Cheever notes there are a wide range of reasons a youth athlete may not report an injury: fear of not playing, perception of weakness, not having adequate funds to cover medical treatment and more. His aim is to find out from youth athletes themselves why injuries haven't been reported.

“My interest is in those who are underinsured or uninsured, or have poor access that health care, because what happens is a lot of these kids will get injured and then they just stop playing,” Cheever said. “And then what they don’t get is any kind of follow up care.”

Some of the questions in the survey will aim to find out if there's a threshold of pain required for an athlete to report an injury, if they have or know if they have access to an athletic trainer and if certain people have a higher disposition to report injuries than others.

“This information will be helpful to clinicians because our desire is to prevent these injuries,” Cheever said. “Some of these sports have really high risk for injuries and we need to understand what barriers there are to getting these people the help that they need - particularly in San Antonio where there's not always easy access to health providers.”

Rural south Texas has one of the highest populations of uninsured and one of the lowest populations of healthcare specialists, and as such, Cheever is particularly interested in this aspect of injury care. “They may have a lot of primary care physicians, but few physical therapists and specialists,” he said. “Patients are looking at a two to three-hour drive to see those providers.”

Cheever hopes his research will inform both students and healthcare providers about the myriad of options provided to them and work on better management for injury treatment.

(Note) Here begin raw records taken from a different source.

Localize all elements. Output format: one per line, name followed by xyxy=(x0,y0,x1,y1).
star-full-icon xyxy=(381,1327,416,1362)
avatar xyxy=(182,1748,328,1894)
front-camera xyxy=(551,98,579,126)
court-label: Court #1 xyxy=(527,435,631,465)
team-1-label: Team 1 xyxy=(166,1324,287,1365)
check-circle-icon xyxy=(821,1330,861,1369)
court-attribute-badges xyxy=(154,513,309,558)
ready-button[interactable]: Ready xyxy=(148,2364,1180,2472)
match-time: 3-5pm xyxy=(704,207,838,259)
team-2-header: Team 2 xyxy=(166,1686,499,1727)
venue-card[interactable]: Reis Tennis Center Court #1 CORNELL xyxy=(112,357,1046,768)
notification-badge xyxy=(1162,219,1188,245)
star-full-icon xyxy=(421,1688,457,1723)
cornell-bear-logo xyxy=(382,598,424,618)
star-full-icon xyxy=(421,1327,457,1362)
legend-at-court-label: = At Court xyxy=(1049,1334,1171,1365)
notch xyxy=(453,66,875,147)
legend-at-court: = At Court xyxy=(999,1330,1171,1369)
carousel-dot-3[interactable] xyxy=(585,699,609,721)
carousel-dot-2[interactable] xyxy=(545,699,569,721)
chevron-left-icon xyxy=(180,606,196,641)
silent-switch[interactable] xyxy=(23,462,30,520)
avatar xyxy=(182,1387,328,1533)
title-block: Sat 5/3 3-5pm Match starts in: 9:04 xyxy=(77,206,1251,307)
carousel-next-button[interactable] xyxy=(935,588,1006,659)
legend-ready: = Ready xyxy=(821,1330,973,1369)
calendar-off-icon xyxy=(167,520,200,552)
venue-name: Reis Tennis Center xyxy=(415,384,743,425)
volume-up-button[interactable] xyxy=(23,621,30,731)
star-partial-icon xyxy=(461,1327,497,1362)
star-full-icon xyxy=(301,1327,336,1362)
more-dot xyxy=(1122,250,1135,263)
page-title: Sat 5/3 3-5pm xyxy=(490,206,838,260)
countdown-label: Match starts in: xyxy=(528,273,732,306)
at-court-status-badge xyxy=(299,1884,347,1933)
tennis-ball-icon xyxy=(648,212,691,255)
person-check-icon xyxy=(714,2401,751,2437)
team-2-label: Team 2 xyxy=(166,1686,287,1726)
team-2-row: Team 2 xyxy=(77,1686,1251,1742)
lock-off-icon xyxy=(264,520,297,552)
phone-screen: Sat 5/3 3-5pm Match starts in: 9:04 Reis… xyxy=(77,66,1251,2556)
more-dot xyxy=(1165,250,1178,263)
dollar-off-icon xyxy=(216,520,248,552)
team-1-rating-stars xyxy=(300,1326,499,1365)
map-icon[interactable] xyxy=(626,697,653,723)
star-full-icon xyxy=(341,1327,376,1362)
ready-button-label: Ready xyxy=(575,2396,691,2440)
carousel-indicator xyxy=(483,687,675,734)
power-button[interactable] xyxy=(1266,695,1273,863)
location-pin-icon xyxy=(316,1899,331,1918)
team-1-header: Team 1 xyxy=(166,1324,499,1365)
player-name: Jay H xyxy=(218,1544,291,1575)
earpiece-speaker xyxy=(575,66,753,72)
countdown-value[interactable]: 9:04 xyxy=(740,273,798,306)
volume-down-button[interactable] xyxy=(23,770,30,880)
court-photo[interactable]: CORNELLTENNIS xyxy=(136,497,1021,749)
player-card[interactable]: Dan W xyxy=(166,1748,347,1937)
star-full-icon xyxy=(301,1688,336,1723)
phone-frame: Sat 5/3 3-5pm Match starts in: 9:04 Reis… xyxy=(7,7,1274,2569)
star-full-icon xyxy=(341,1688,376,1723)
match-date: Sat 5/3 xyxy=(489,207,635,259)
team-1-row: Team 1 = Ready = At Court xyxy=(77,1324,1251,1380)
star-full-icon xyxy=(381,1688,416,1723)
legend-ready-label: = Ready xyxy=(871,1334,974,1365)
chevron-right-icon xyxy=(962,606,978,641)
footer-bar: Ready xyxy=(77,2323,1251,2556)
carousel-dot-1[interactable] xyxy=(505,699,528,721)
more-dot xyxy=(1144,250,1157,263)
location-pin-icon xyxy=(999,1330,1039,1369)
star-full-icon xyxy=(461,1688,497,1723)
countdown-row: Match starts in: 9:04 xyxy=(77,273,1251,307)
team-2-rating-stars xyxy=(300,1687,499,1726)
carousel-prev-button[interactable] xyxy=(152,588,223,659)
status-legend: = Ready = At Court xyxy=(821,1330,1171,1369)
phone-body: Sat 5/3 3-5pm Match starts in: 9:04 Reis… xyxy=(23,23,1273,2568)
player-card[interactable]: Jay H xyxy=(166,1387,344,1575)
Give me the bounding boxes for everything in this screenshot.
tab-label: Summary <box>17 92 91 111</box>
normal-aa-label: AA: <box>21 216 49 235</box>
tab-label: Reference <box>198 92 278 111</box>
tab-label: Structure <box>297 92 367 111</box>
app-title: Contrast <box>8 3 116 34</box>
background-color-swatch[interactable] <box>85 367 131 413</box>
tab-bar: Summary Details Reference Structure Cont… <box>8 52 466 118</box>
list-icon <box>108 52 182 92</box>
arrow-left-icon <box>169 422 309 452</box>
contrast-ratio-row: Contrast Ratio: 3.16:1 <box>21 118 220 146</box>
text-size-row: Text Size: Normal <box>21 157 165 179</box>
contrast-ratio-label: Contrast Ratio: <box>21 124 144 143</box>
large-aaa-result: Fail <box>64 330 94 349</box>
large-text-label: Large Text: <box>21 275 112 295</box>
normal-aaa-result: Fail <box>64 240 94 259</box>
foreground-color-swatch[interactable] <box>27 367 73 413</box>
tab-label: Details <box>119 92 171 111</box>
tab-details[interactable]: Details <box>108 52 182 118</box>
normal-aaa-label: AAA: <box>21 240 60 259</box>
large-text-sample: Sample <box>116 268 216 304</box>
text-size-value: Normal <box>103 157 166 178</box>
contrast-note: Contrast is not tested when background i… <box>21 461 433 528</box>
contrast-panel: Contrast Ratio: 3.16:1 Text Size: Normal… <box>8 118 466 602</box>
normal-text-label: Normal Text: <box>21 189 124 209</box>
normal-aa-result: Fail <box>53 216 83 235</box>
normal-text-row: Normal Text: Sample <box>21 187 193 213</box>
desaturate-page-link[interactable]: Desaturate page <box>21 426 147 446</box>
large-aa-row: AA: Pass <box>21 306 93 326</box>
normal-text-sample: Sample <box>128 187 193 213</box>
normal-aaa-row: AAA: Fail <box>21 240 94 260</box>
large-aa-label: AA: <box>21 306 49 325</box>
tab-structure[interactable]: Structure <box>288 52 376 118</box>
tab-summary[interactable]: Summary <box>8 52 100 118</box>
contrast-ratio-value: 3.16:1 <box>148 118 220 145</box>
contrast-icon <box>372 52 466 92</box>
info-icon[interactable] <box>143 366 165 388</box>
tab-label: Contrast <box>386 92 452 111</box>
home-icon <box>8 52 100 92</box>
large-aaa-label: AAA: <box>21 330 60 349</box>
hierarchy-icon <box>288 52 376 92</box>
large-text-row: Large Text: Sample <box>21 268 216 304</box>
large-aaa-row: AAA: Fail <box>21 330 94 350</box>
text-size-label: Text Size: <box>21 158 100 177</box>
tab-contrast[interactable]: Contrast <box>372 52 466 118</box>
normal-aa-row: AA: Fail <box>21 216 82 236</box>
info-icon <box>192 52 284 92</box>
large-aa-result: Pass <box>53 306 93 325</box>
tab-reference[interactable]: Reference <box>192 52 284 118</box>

“I want educators and trainers to know what more we can do,” Cheever said. “Are there educational programs we can implement for early signs of injury? Can we better educate high school coaches to understand training programs, load management and more?”

Another component to Cheever's research is long-term: if students and coaches learn to identify injuries earlier, it can lessen the burden of cost on the healthcare system overall.

“Stress fractures, for example, can develop into fractures which must be treated, and are much costlier and much more devastating to the financial impact of the injured person,” he said.

Cheever hopes to wrap up data collection by the end of the fall and to be able to distribute his findings to the community after that.